In record time, the Apple Store has accepted our iKan Personal Kanban app. This means that Modus Cooperandi’s first iPhone app is up and ready for sale. That link there tells you about the app itself, but this post is going to discuss how it came to be and why it is significant to me.
You see, the way things get built is changing rapidly. It’s exciting – but it’s also not surprising when it fails. But when it works, it is a beautiful thing.
Here’s what happened.
Over the last eight months, people kept asking me “Where is the Personal Kanban iPhone app?” I usually answered something like, “We just came out with Personal Kanban a few months ago, give me a break!” I was expecting other developers to do the iPhone app, but after a time it became clear no one was going to do it.
After a Seattle Lean Coffee, I found myself talking to Jeremy Lightsmith, Gary Bernhardt and Corey Ladas. We discovered a shared vision for what iKan would look like and how it might evolve. We were all keenly interested in the future of work and lean. Things clicked.

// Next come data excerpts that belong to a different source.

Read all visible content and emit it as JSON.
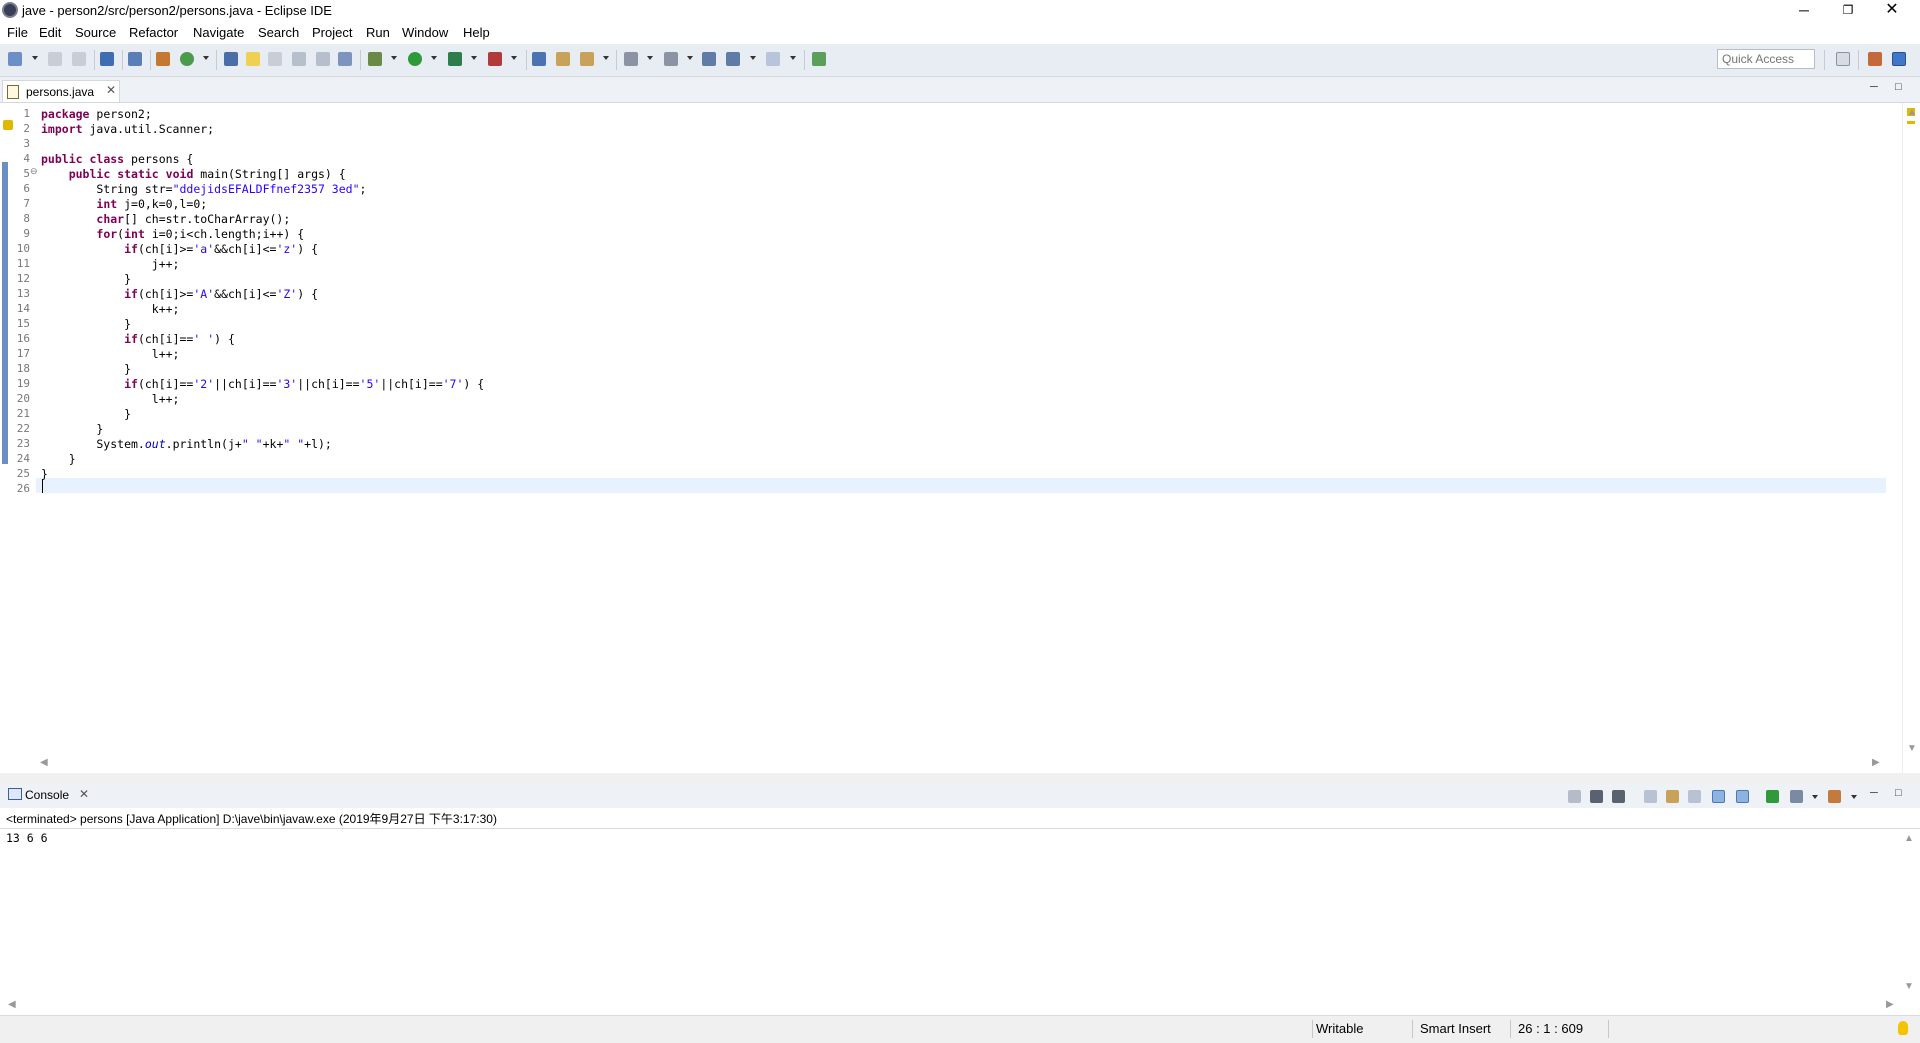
{
  "window": {
    "title": "jave - person2/src/person2/persons.java - Eclipse IDE",
    "minimize": "─",
    "maximize": "❐",
    "close": "✕"
  },
  "menu": [
    "File",
    "Edit",
    "Source",
    "Refactor",
    "Navigate",
    "Search",
    "Project",
    "Run",
    "Window",
    "Help"
  ],
  "toolbar": {
    "quick_access_placeholder": "Quick Access"
  },
  "editor": {
    "tab_label": "persons.java",
    "tab_close": "✕",
    "minimize": "─",
    "maximize": "□",
    "line_numbers": [
      "1",
      "2",
      "3",
      "4",
      "5",
      "6",
      "7",
      "8",
      "9",
      "10",
      "11",
      "12",
      "13",
      "14",
      "15",
      "16",
      "17",
      "18",
      "19",
      "20",
      "21",
      "22",
      "23",
      "24",
      "25",
      "26"
    ],
    "code": [
      [
        {
          "t": "package",
          "c": "kw"
        },
        {
          "t": " person2;"
        }
      ],
      [
        {
          "t": "import",
          "c": "kw"
        },
        {
          "t": " java.util.Scanner;"
        }
      ],
      [
        {
          "t": ""
        }
      ],
      [
        {
          "t": "public",
          "c": "kw"
        },
        {
          "t": " "
        },
        {
          "t": "class",
          "c": "kw"
        },
        {
          "t": " persons {"
        }
      ],
      [
        {
          "t": "    "
        },
        {
          "t": "public",
          "c": "kw"
        },
        {
          "t": " "
        },
        {
          "t": "static",
          "c": "kw"
        },
        {
          "t": " "
        },
        {
          "t": "void",
          "c": "kw"
        },
        {
          "t": " main(String[] args) {"
        }
      ],
      [
        {
          "t": "        String str="
        },
        {
          "t": "\"ddejidsEFALDFfnef2357 3ed\"",
          "c": "str"
        },
        {
          "t": ";"
        }
      ],
      [
        {
          "t": "        "
        },
        {
          "t": "int",
          "c": "kw"
        },
        {
          "t": " j=0,k=0,l=0;"
        }
      ],
      [
        {
          "t": "        "
        },
        {
          "t": "char",
          "c": "kw"
        },
        {
          "t": "[] ch=str.toCharArray();"
        }
      ],
      [
        {
          "t": "        "
        },
        {
          "t": "for",
          "c": "kw"
        },
        {
          "t": "("
        },
        {
          "t": "int",
          "c": "kw"
        },
        {
          "t": " i=0;i<ch.length;i++) {"
        }
      ],
      [
        {
          "t": "            "
        },
        {
          "t": "if",
          "c": "kw"
        },
        {
          "t": "(ch[i]>="
        },
        {
          "t": "'a'",
          "c": "str"
        },
        {
          "t": "&&ch[i]<="
        },
        {
          "t": "'z'",
          "c": "str"
        },
        {
          "t": ") {"
        }
      ],
      [
        {
          "t": "                j++;"
        }
      ],
      [
        {
          "t": "            }"
        }
      ],
      [
        {
          "t": "            "
        },
        {
          "t": "if",
          "c": "kw"
        },
        {
          "t": "(ch[i]>="
        },
        {
          "t": "'A'",
          "c": "str"
        },
        {
          "t": "&&ch[i]<="
        },
        {
          "t": "'Z'",
          "c": "str"
        },
        {
          "t": ") {"
        }
      ],
      [
        {
          "t": "                k++;"
        }
      ],
      [
        {
          "t": "            }"
        }
      ],
      [
        {
          "t": "            "
        },
        {
          "t": "if",
          "c": "kw"
        },
        {
          "t": "(ch[i]=="
        },
        {
          "t": "' '",
          "c": "str"
        },
        {
          "t": ") {"
        }
      ],
      [
        {
          "t": "                l++;"
        }
      ],
      [
        {
          "t": "            }"
        }
      ],
      [
        {
          "t": "            "
        },
        {
          "t": "if",
          "c": "kw"
        },
        {
          "t": "(ch[i]=="
        },
        {
          "t": "'2'",
          "c": "str"
        },
        {
          "t": "||ch[i]=="
        },
        {
          "t": "'3'",
          "c": "str"
        },
        {
          "t": "||ch[i]=="
        },
        {
          "t": "'5'",
          "c": "str"
        },
        {
          "t": "||ch[i]=="
        },
        {
          "t": "'7'",
          "c": "str"
        },
        {
          "t": ") {"
        }
      ],
      [
        {
          "t": "                l++;"
        }
      ],
      [
        {
          "t": "            }"
        }
      ],
      [
        {
          "t": "        }"
        }
      ],
      [
        {
          "t": "        System."
        },
        {
          "t": "out",
          "c": "fld"
        },
        {
          "t": ".println(j+"
        },
        {
          "t": "\" \"",
          "c": "str"
        },
        {
          "t": "+k+"
        },
        {
          "t": "\" \"",
          "c": "str"
        },
        {
          "t": "+l);"
        }
      ],
      [
        {
          "t": "    }"
        }
      ],
      [
        {
          "t": "}"
        }
      ],
      [
        {
          "t": ""
        }
      ]
    ]
  },
  "console": {
    "tab_label": "Console",
    "tab_close": "✕",
    "description": "<terminated> persons [Java Application] D:\\jave\\bin\\javaw.exe (2019年9月27日 下午3:17:30)",
    "output": "13 6 6"
  },
  "status": {
    "writable": "Writable",
    "insert_mode": "Smart Insert",
    "position": "26 : 1 : 609"
  },
  "colors": {
    "keyword": "#7f0055",
    "string": "#2a00ff",
    "field": "#0000c0",
    "current_line": "#e8f2fe",
    "toolbar_bg": "#e8ecf3"
  }
}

We negotiated a quick equity-for-effort model, designed to evolve with the product. As we move forward, equity stakes in the product will change as groups of us (or others) work on the product. No pain, no bickering.
The next day we had our first pre-alpha of the software. Everyone pitched in with the time they had and the expertise they could bring. Jeremy and Gary doing the coding. Corey and I finalizing the feature set and guiding the release plan. And finally Jeremy and myself getting all the rigmarole with getting Apple certification for the developers, Modus Cooperandi and the app itself.
We set up a dropbox folder where Jeremy and Gary fed versions of iKan to Corey, the beta testers (Thanks Ann and Patty!), and myself. We used a development kanban on Zen to track features, progress and tasks. All in all it was about eight weeks to completion.
Why is this beautiful? It was refreshing to have an idea, come up with the first minimal release for that idea, and just build it. No angels, VCs, loans or legalities. Just four people who wanted to get this thing out and working.
Between this, the Personal Kanban book and the work Modus has been doing with the United Nations, I’m feeling pretty good about the state of collaboration in my world right now.
Again, check out the iKan Personal Kanban app and maybe buy a few.
What about Android?
Posted by: Stephan Baranowski | 14 April 2010 at 15:23
that is really cool Jim !
sounds like something from a Vernor Vinge novel I read recently :)
Posted by: John von | 14 April 2010 at 23:09
Android is a whole nuther platform
We will definitely be developing for Android in the future.
Posted by: Jim Benson | 17 April 2010 at 22:13
What about an iPad app?
I would also be interested in development of an android app.
I can see using this regularly, with my team if it was integrated with kanbanery.com or google apps.